The puzzles chosen for the "Do you know the Classics?" chapter of Yakov Neishtadt's interesting (especially for £1) book Test Your Tactical Ability have, states the author, withstood the test of time: all of them, in fact, having been chosen from at least thirty years before the book's initial publication in 1981. The position below is from that chapter and dates back even further, to a 1904 clash in N├╝rnberg between the great Aron Nimzowitsch (white, to move) and his lesser known opponent playing with the black pieces Leopold Hoffer. The solution provided in the book is given immediately below the diagram, so if you prefer not to see it just yet, take a few minutes to try to work out what's going on before looking.


White to play,
and . . . ?


Now, the solution given by Neishtadt is the beautiful 1.Be8!! Raxe8 (1... gxf6 - 2.Ng4!; 1... Qxf2 - 2.Bxf7+ Kh8 3.Ng6 mate) 2.Qh6!! gxh6 3.Ng4, after which black resigned. Beautiful. But, alas, not true. A few minutes with my computer undoes the test of time, and reveals the solution to be more or less entirely flawed. See if you can spot what decades of delighted chess enthusiasts must have missed, a defence for black that leaves him with a more or less won position . . .

4 comments:

Jack Rudd said...

Is the answer 1...Raxe8 2.Qh6 gxf6 3.Ng4 Qxf2, by any chance?

ejh said...

Would that save (or win) the game?

Tom Chivers said...

Yes, well done Jack. According to Crafty, black is just winning by miles. Black can also take on f2 with the queen in the 1...gxf6 2.Ng4 line, it says...

What a shame!

an ordinary chessplayer said...

I've seen this one before, even so I didn't find 1 Be8 this time either, so only analyzed 1 Ng4. I concluded it draws. Fritz confirmed my evaluation but also found plenty of things that I missed.

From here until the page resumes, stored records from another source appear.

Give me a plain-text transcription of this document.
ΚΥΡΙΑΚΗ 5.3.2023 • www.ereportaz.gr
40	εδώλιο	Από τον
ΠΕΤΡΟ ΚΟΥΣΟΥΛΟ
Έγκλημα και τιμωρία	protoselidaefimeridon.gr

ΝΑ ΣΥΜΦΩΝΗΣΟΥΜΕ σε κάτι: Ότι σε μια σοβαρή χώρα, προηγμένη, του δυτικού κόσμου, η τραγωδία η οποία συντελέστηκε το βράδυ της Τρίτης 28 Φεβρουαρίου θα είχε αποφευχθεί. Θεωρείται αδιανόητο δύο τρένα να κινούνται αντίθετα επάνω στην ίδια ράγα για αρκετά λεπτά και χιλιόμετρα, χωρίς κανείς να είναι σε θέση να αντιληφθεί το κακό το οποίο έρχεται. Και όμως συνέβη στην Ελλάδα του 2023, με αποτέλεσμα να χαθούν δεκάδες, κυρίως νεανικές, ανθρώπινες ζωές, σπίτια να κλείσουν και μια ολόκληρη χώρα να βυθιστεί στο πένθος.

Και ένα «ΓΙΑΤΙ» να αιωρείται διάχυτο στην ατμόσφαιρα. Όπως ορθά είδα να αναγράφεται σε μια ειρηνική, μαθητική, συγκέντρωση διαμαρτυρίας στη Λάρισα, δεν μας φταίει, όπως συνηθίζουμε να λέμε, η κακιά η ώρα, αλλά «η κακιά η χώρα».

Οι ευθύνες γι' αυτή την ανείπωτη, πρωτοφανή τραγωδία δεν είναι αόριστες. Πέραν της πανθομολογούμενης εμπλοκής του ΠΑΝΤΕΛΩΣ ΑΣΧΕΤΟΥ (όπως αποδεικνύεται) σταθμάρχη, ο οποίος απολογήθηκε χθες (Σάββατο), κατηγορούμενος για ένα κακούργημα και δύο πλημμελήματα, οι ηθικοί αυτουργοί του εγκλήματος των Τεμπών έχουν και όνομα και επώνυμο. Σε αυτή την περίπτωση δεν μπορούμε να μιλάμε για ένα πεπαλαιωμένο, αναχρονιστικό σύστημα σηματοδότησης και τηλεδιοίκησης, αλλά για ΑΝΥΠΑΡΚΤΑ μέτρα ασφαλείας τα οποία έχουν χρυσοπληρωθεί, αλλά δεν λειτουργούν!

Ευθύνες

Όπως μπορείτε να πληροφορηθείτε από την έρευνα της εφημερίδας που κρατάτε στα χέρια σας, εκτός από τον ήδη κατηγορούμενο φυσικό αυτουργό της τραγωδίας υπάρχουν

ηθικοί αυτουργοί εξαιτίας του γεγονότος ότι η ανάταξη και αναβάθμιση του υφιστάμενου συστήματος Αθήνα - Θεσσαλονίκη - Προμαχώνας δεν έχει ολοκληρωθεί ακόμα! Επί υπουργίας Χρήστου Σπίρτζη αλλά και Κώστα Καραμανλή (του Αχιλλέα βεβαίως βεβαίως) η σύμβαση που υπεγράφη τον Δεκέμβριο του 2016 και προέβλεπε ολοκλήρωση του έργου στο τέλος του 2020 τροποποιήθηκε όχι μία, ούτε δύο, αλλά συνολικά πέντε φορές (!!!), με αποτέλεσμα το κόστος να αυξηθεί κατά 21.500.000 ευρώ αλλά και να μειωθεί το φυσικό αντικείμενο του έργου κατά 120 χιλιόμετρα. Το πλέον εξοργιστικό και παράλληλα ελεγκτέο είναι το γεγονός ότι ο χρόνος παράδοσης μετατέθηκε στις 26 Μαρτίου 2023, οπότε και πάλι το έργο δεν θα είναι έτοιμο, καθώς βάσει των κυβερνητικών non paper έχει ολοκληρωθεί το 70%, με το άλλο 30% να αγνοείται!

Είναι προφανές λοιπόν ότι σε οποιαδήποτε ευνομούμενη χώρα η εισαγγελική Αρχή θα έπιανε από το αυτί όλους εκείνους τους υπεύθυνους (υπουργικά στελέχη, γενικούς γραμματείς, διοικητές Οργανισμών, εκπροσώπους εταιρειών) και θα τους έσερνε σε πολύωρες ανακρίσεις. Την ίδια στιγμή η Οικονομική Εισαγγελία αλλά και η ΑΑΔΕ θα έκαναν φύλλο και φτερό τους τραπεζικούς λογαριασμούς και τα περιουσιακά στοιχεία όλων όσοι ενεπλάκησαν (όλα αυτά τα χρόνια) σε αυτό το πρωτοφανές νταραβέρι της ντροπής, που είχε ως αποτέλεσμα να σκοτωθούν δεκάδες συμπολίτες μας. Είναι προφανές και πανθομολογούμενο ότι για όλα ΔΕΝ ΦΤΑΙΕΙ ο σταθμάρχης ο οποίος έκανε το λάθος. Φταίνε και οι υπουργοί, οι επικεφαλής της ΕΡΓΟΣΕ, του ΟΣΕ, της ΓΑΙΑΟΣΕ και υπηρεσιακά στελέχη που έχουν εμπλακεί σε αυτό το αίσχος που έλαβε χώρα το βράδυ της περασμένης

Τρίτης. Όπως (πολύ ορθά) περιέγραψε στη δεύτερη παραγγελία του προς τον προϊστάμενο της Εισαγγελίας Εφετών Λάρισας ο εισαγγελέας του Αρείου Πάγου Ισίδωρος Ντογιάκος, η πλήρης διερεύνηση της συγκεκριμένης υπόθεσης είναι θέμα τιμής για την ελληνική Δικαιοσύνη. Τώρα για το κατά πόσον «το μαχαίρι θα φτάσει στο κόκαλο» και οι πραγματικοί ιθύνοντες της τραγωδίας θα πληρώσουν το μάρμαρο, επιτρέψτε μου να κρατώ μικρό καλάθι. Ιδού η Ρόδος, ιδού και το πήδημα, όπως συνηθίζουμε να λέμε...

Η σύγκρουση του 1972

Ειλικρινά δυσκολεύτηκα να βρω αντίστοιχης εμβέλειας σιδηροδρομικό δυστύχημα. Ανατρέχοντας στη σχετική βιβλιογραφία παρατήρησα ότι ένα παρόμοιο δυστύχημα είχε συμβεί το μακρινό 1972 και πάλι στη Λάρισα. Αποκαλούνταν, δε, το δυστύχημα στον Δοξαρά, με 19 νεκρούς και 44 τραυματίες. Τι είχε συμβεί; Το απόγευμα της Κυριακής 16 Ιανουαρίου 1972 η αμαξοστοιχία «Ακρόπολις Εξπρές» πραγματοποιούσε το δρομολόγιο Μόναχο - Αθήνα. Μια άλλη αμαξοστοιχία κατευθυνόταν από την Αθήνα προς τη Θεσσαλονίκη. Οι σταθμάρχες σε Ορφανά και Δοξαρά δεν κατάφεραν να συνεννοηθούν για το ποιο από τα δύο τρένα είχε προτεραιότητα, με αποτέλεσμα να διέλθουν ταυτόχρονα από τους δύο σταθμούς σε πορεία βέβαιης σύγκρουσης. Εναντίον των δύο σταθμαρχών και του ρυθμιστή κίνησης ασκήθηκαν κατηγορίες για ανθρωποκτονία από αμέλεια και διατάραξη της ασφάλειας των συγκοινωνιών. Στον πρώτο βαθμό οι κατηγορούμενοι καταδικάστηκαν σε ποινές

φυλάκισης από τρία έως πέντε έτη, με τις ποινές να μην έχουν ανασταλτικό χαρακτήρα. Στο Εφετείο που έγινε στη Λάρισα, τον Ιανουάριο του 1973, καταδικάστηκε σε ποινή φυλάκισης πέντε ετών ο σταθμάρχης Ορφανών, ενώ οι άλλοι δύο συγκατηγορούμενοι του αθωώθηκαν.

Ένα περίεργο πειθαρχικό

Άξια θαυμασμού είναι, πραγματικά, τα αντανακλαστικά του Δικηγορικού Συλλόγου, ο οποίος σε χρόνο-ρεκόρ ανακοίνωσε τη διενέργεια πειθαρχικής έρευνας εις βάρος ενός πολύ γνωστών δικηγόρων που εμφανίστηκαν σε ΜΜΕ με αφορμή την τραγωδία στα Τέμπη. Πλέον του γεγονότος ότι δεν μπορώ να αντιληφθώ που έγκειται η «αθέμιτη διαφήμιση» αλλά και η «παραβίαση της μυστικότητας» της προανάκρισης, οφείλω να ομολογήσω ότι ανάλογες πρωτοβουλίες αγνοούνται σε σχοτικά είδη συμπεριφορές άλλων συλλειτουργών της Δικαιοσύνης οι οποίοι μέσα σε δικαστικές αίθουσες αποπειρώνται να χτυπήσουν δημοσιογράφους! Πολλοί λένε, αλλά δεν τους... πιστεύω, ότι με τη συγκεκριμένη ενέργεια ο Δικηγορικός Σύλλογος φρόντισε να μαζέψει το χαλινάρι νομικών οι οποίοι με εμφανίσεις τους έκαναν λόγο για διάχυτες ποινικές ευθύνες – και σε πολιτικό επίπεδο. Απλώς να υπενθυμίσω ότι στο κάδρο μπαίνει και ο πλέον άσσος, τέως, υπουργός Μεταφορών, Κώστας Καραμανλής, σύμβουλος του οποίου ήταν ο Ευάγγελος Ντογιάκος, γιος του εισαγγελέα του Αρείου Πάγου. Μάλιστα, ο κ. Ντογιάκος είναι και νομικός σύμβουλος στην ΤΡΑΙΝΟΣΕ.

(a) 1...Rfc8? (Funny I looked at this defense first, it's what 1 Be8 is designed to stop, I suppose.) 2 Nh6+ Kh8 3 Qxf7 (3 Qe5 [Fritz] is faster) Rg8 4 Qxg8+

(b) 1...gxf6 2 Qh6 Qxf2 (2...Ng5= [Fritz] I overlooked that one.) 3 Nxf6+ Qxf6 4 Qxf6 Rad8 (trying to win. 4...c3 5 Kxh3 c2 forces white to give perpetual) 5 Kxh3 Rd5 6 e4 Ra5 7 e5 and white gets a perpetual.

(c) 1...Nxf2?! (risky) 2 Nh6+ gxh6 3 Bd1! (found by Fritz, obviously) Qa3 (3...Qa5-c7+; 3...Qb1-b8+) 4 Qxh6 Qd6+ 5 g3 Qxg3+ (silicon monster indeed, but black might as well have played line 'b') 6 Kxg3 Ne4+ 7 Kh4 Nxf6 8 Qg5+ Kh8 9 Qxf6+ Kg8 10 Kg5. Cue S&BCCer comment about trying to defend this against Robin Haldane.

I wonder what the Deutsche Schachzeitung for 1904/1905 had to say. They usually had good analysis.